Аргунское пограничье в течение нескольких десятилетий превратилось из территории поразительно похожей на другие проницаемые территории на окраинах империй в плотно закрытую границу между нациями-государствами, хотя такое сравнение является весьма приблизительным. В начале ХX века Аргунский бассейн имел много общего с фронтирами разных типов империй, как континентальных, так и морских, где логистические сложности становились существенным препятствием для метрополий, лояльность фронтирного населения была изменчивой, а переход границы был образом жизни. Начиная с середины ХX века Аргунский бассейн приобрел множество сходных черт с Европой времен холодной войны, когда государственные границы между социалистическим и капиталистическим блоками превратились в линии военных укреплений и идеологического соперничества. Представление о соседней стране и ее жителях в результате растущего разобщения и усиления пропаганды стало все более одномерным и деперсонализированным.
Империи столкнулись с проблемой неопределенности, когда Аргунский бассейн переживал драматические трансформации, обретая все более четкие границы. Одна и та же граница может означать разное для разных участников и наблюдателей. Ясность безукоризненной линии на карте является фикцией. Для понимания неопределенности границ, различных сдвигов и поворотов в процессе их производства и различных форм их нарушений необходимо обратить внимание на множественность перспектив метрополий и самой локальности. Это следует сделать независимо от того, изучается ли случайный и размытый имперский фронтир, куда еще не полностью вторглась государственная власть, или строго контролируемая и символически насыщенная граница между геополитическими противниками. Таким образом, эта книга обратилась к старым имперским нарративам и к локальным представлениям о территориальности коренных народов, а также рассказала макроисторию когда-то самой длинной сухопутной границы в мире. Пространственно-ориентированная история, изложенная здесь, сфокусировалась на одном участке обширного пограничья – бассейне реки Аргунь. С этой точки на карте были рассмотрены как внутренние, так и внешние процессы. Посредством обращения к внутренней логике местности, ставшей сегодня восточным китайско-российско-монгольским треугольником, в этой книге была рассмотрена не только государственная политика по установлению и поддержанию российско-китайской границы в ее различных проявлениях. Внимание здесь также было сфокусировано на жителях пограничья, на множестве частных акторов, обладавших различным опытом и намерениями, которые появлялись прежде, если вообще появлялись, лишь на задворках исторических исследований.

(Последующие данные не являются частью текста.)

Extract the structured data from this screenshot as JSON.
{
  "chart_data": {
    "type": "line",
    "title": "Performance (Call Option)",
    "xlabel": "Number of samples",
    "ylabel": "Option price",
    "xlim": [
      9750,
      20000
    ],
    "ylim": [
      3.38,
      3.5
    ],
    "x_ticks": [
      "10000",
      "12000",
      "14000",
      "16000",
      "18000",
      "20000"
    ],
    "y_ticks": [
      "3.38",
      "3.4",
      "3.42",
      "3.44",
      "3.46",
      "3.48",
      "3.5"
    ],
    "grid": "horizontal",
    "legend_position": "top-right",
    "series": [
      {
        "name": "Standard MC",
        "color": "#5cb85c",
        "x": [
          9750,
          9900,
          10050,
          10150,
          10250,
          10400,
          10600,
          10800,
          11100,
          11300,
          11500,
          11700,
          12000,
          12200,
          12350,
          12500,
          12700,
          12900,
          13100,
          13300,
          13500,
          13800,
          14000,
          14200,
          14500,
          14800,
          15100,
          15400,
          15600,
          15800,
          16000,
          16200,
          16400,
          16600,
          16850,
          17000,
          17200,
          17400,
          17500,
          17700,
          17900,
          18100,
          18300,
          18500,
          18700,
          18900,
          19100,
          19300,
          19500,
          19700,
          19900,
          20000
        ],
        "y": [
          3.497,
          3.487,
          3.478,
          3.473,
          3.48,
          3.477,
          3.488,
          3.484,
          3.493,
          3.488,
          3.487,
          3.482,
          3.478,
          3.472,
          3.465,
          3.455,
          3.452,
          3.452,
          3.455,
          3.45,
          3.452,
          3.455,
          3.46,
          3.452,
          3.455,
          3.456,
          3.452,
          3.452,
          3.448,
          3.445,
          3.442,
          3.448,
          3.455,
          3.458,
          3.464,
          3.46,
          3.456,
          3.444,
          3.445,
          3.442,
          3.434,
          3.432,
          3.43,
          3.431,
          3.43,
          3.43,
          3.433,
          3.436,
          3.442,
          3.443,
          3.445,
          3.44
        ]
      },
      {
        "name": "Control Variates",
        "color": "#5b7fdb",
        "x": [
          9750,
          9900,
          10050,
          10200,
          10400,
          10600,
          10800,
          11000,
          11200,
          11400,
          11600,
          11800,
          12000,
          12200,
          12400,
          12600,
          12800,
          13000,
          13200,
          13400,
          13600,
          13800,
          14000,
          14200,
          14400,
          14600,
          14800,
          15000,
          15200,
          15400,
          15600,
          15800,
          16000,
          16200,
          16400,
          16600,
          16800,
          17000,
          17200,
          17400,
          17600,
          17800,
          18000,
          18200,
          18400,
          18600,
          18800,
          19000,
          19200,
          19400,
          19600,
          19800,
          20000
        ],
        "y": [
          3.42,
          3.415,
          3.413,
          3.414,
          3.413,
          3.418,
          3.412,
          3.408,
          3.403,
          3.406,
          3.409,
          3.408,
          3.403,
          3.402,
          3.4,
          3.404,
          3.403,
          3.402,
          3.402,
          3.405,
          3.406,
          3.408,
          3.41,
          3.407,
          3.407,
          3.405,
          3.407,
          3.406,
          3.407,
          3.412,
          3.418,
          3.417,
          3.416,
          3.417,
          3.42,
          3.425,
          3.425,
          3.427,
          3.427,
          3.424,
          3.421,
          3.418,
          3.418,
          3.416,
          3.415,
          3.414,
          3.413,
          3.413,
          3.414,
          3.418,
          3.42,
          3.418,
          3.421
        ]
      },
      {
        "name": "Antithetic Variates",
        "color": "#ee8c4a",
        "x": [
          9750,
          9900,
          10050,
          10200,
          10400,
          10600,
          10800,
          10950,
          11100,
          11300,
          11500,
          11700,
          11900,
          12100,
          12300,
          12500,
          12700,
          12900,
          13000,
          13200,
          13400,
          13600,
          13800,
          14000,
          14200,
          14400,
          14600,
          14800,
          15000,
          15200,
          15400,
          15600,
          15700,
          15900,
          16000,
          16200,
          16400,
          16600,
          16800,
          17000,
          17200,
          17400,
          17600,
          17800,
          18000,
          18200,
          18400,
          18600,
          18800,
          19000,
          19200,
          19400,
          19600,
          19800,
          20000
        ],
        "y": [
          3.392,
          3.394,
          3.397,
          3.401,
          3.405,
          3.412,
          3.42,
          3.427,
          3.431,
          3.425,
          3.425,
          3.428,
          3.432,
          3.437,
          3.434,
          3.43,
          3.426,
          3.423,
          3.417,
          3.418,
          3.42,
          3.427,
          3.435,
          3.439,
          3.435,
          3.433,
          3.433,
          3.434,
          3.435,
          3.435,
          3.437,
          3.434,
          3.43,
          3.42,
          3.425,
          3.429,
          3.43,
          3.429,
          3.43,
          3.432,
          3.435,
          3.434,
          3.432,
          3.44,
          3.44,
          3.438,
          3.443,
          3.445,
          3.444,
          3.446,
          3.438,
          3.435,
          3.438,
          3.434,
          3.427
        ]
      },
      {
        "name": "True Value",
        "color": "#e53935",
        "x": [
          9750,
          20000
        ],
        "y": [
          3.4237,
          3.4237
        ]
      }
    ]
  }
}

Рассматривая историю этой местности через автобиографические рассказы русских, китайцев и представителей коренных народов, а также посетивших эту местность иностранцев, поделившихся своими наблюдениями, эта книга бросает вызов работам по дипломатической истории и нисходящей интерпретации этого фронтира и пограничья. Услышав голоса кочевых скотоводов, ремесленников, торговцев и пограничников, признавая за ними роль исторических агентов и сопоставив их нарративы с повествованиями столичных элит, можно подтвердить тот факт, что судьба имперского фронтира и пограничья никогда всецело не решалась в метрополиях. Превращение аргунского фронтира в пограничье, свойственное национальным государствам, часто принимало неожиданные обороты.
Сети, стратегии и социальные идентичности населения пограничья сложно переплетались, выходя за пределы границы. Казаки, например, стремясь к самоопределению, становились разбойниками или эмигрировали. Служащие таможни подрабатывали, продавая на черных рынках товары, конфискованные у контрабандистов. Местные кочевые скотоводы ответили на вторжение метрополий миграцией через границу или стратегической сменой гражданства.
Подчеркнем, что не каждый человек был активным сторонником или противником государства. Однако даже подавляющее большинство пассивных или безразличных людей способствовало созданию, поддержанию и разрушению пограничных режимов. Их истории демонстрируют, что фронтиры и пограничье всегда были местами, от которых исходили как поддержка, так и сопротивление метрополиям. Таким образом, Аргунский бассейн стал средоточием взаимосвязанных событий, которые отразились на всей российско-китайской границе.